For much of 2017, your choice as an Amazon shopper might have been 4" GetInLight .
An eternal hallway night light:
This 4" GetInLight draws 9 watts to produce 550 lumens, double the downward illumination from a 60 watt incandescent dimbulb. Adjusted to equal illumination, the bug-proofed GetInLight draws 4.5 watts, a reduction of more than 90%. That is nearly the full savings that is achievable with LED lighting, easily available now. This will shine on for at least thirty years with no need of maintenance, if AC Driver On Board lights are as durable as external converters of DC LEDs. Here over a guest bedroom door as a night light, the achievement is safety. There was no light here before.
On a bug-proofed RACO 175 junction box, 4" GetInLight draws up to gasketed sealing, via an awkward adapter ring. GetInLight has been a worthwhile nuisance, for lack of the adapter plate now included with a nearly identical 4" Westgate LED. Exactly identical boxes are the clearest indication GetInLight and Westgate are made in the same China factory. Amazon is the actual importer. Westgate and InLightMotion don't manufacture anything.
As an Amazon shopper in December 2017, you will find the Westgate now reviewed here, a better light and a better deal than the slimmer, more sleek GetInLight still offered at Amazon:
Westgate 9W 4" Dimmable Disk LED Surface Mount Disc Downlight Kit Accessories Included - Spun Aluminum Housing - Energy Star Rated - 550-600 Lumens 120V (1, 3000K Soft White)
Your cost: about $14. Go for it. With the Seoul Semiconductor Driver On Board, it will readily mount to any ceiling junction box, however overloaded with wiring and however unsafe from overheating of wires by those 100 watt or bigger bulbs you can't buy anymore. You want more light. You want safety. You want to do your part saving energy and money.
Here see the important box adapter plate that Amazon fails to ship, with GetInLight. See the very many paths that glow brightly within a can light or junction box, impossible of sealing. A bug entering the junction box will certainly die upon the luminaire lens, seeking and never finding, the heaven of diode contact. This is my typical installation on a sealed-bug-proof RACO 175 steel junction box. The deep RACO 175 boxes have been necessary for LED disk downlights with a bulky external driver from house AC power. See that even with the adaptable and rugged RACO 175, caulking is needed to keep bugs out.
Please find my positive review of this light as a Google Photos Album . Know right away that you must do better than the simple adoption suggested so far. Wiring with decrepit electrical insulation must be replaced. If your junction box is old and leaky or if you stuff this into a 4" can light, you will be happy, for awhile. Then you will see the lens darken from litter of dead bugs. LED lights do attract bugs, especially where seen from the ceiling interior as bright points, the stars that denote vertical wrongly and then madden.

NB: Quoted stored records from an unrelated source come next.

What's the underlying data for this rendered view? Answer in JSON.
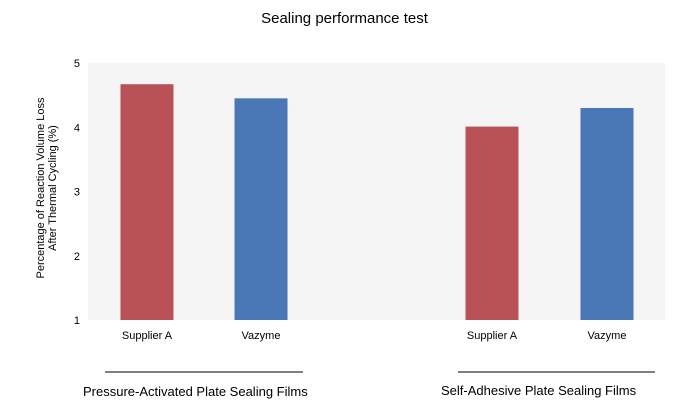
{
  "chart_data": {
    "type": "bar",
    "title": "Sealing performance test",
    "ylabel_lines": [
      "Percentage of Reaction Volume Loss",
      "After Thermal Cycling (%)"
    ],
    "ylim": [
      1,
      5
    ],
    "yticks": [
      1,
      2,
      3,
      4,
      5
    ],
    "grid": false,
    "groups": [
      {
        "name": "Pressure-Activated Plate Sealing Films",
        "bars": [
          {
            "category": "Supplier A",
            "value": 4.67,
            "color": "#b85257"
          },
          {
            "category": "Vazyme",
            "value": 4.45,
            "color": "#4a78b6"
          }
        ]
      },
      {
        "name": "Self-Adhesive Plate Sealing Films",
        "bars": [
          {
            "category": "Supplier A",
            "value": 4.01,
            "color": "#b85257"
          },
          {
            "category": "Vazyme",
            "value": 4.3,
            "color": "#4a78b6"
          }
        ]
      }
    ]
  },
  "colors": {
    "plot_background": "#f5f5f5",
    "supplier_a": "#b85257",
    "vazyme": "#4a78b6"
  }
}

Get used to LED disk downlighting. It doesn't look like your bulb, but it lasts forever, and saves more than 90% in operating cost versus point-source incandescent. Few of us have tried these, but they are our illumination of the future. We quickly see them as beautiful, and that will be especially true of the shapely little Westgate light
The Westgate-included adapter plate at the back side is released from the luminaire assembly and becomes part of the ceiling interface. Keyways in the luminaire are at 2 3/4" pitch, and the adapter plate reaches out to 3 1/2" pitch more-commonly found.
Now consider Westgate luminance (glare) numbers. Diode luminance and array luminance are both small compared to a glaring light like Nicor DLS4.

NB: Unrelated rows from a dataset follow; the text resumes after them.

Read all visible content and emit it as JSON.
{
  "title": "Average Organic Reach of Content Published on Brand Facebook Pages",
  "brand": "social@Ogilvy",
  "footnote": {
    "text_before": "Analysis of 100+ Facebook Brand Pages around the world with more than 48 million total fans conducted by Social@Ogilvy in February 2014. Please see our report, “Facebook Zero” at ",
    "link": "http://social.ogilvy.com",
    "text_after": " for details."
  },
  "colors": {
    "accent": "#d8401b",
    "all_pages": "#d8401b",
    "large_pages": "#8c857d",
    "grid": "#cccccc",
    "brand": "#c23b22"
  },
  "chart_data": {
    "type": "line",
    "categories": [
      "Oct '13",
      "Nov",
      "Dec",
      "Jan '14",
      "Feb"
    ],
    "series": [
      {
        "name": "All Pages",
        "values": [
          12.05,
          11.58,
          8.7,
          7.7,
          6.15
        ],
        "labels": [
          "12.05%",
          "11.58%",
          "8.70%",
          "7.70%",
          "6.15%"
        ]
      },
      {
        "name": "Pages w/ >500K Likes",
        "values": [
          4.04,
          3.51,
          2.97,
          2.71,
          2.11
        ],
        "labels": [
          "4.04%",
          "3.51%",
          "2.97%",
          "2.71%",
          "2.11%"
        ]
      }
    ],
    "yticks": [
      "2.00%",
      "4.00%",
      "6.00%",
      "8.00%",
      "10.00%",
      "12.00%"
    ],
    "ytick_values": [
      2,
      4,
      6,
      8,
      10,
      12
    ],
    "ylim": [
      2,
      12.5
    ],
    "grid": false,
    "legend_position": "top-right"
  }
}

Assess brightness of the Westgate LED, comparative task illumination at my comparison stand. During evaluation of an EiKO LED edge-light, compare several LED luminaires stage left, against a 100 watt point-source incandescent bulb at stage right. The point source bulb is that still legally sold, Philips EcoVantage 1490 lumens, 72 watts. Choose LED luminaires of 3000° color temperature with large beam angle typically 120°.
4" Glimpse of 2013, called 450 lumens, at left. Philips EcoVantage "100 watt" bulb at right. I have made this comparison many times, always finding equal brightness and slight difference of color temperature with bulb nearer 2700°K. I call both "B4", by definition. This is the brightness by which very many homes with 8-foot ceilings have set luminaire spacing. B4, about 500 lumens, will be the goal in usual LED swaps for closets, narrow hallways and small bathrooms. In larger rooms with want of productive activity, we will want more than B4 in swaps upon existing junction boxes. More light is good.
The luminaire at left in this photo is Westgate 4". The Westgate is only a bit brighter. I have found in very many comparisons that a "100 watt" bulb gives task illumination comparable to a LED disk of about 500 lumens with about 120° beam angle. Question that the Westgate is 600 lumens.